New AIDS cases among intravenous drug users nationwide have declined
dramatically in the past 13 years, according to the CDC, attributable
at least in part to increased use of clean needles. New Jersey's AIDS
rate for IV drug users, though, is about twice the national average,
according to the Drug Policy Alliance.
Since the early 1990s, efforts to legislate access to clean needles
have been on the agenda every year but one.
New Jersey and Delaware remain the country's only states without
legislatively sanctioned forms of needle exchanges.
This year, three of the state's most powerful politicians -- Gov. Jon
Corzine, state Senate President Richard Codey and Assembly Speaker
Joseph Roberts Jr. -- support clean-needle legislation. But, as in
past years, a Democratic state senator and key member of the Senate's
Health, Human Services and Senior Citizens Committee, Ronald L. Rice,
is helping to thwart a vote on the issue.
Rice, a former Marine and Newark police officer who recently came a
distant second to Cory Booker in that city's mayoral election,
contends needle-exchange programs are a form of racial genocide.
A 1998 study revealed that an addict might inject drugs upward of
1,000 times a year.
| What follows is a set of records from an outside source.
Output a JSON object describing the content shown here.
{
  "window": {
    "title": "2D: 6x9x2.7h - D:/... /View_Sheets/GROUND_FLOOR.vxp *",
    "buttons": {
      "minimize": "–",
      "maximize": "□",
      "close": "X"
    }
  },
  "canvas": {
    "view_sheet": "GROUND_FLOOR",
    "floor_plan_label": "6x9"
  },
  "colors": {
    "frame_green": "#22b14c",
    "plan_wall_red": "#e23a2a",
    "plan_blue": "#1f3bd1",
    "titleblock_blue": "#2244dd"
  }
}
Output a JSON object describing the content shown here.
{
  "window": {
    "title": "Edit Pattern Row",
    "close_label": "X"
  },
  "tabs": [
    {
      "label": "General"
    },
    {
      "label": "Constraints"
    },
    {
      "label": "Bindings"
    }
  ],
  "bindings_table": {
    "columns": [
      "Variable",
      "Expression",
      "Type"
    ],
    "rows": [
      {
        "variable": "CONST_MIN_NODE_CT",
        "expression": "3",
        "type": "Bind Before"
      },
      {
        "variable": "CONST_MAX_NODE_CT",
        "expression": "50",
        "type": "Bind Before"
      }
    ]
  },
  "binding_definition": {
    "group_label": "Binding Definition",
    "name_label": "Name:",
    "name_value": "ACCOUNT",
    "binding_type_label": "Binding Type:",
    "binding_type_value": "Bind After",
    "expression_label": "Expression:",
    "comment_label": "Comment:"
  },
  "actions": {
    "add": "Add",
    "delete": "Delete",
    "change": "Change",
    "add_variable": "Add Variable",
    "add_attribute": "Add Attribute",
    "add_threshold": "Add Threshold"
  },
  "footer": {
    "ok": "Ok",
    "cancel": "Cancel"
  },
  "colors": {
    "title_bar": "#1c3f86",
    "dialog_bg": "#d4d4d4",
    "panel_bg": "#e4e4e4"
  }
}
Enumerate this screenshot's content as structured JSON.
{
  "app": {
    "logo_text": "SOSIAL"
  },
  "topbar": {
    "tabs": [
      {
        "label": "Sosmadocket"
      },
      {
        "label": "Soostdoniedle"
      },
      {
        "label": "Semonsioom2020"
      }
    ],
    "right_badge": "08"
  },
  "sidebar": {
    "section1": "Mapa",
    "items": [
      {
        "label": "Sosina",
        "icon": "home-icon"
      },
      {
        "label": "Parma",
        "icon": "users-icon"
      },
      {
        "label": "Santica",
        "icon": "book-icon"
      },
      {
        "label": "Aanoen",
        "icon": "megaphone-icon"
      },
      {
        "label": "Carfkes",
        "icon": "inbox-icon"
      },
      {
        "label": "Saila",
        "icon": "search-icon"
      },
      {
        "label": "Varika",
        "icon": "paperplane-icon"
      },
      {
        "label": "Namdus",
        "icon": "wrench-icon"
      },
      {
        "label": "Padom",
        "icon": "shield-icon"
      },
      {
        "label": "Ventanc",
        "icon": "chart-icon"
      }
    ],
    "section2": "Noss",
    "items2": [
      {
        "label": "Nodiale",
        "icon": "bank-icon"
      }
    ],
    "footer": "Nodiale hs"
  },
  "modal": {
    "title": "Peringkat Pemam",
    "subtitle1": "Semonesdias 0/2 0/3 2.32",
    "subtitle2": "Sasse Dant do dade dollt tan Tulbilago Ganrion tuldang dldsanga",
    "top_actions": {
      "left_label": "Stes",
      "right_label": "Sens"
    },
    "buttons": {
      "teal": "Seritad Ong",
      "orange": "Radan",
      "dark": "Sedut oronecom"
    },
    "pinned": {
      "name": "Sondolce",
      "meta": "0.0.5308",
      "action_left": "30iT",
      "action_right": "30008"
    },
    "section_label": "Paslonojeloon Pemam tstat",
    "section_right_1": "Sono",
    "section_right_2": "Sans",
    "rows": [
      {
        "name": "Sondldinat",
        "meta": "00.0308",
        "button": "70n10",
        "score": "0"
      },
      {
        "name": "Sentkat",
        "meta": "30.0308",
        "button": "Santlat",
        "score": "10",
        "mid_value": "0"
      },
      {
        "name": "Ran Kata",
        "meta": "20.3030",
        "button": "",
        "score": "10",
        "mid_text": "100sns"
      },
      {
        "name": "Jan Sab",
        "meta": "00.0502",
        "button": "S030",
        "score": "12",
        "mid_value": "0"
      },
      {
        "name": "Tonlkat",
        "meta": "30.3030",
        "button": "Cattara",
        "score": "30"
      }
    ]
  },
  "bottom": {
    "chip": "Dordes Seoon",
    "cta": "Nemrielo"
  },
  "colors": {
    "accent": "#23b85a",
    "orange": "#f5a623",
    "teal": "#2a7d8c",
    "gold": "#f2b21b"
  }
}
According to a 2002 federal CDC report,
"Injection drug use is linked to almost one-third of all AIDS cases
and one-half of hepatitis C cases."
That's not a pretty equation.
Still, Rice contends that giving drug users access to clean needles
would not only condone the use of heroin but could even encourage it.
Try explaining that to someone who, given little choice, injects
drugs up to three times a day with dirty needles.
Notwithstanding Rice's awkward logic, those numerous
government-sponsored studies show that legal access to clean needles
does not translate into increased drug use.
In fact, administrators of needle-exchange programs throughout the
country are often at the vanguard of substance-abuse prevention.
Then again, a more calculating -- but politically expedient -- logic
might be behind the reasoning of those against the needle-exchange programs.
Junkies, after all, can't be counted to show up to the polls.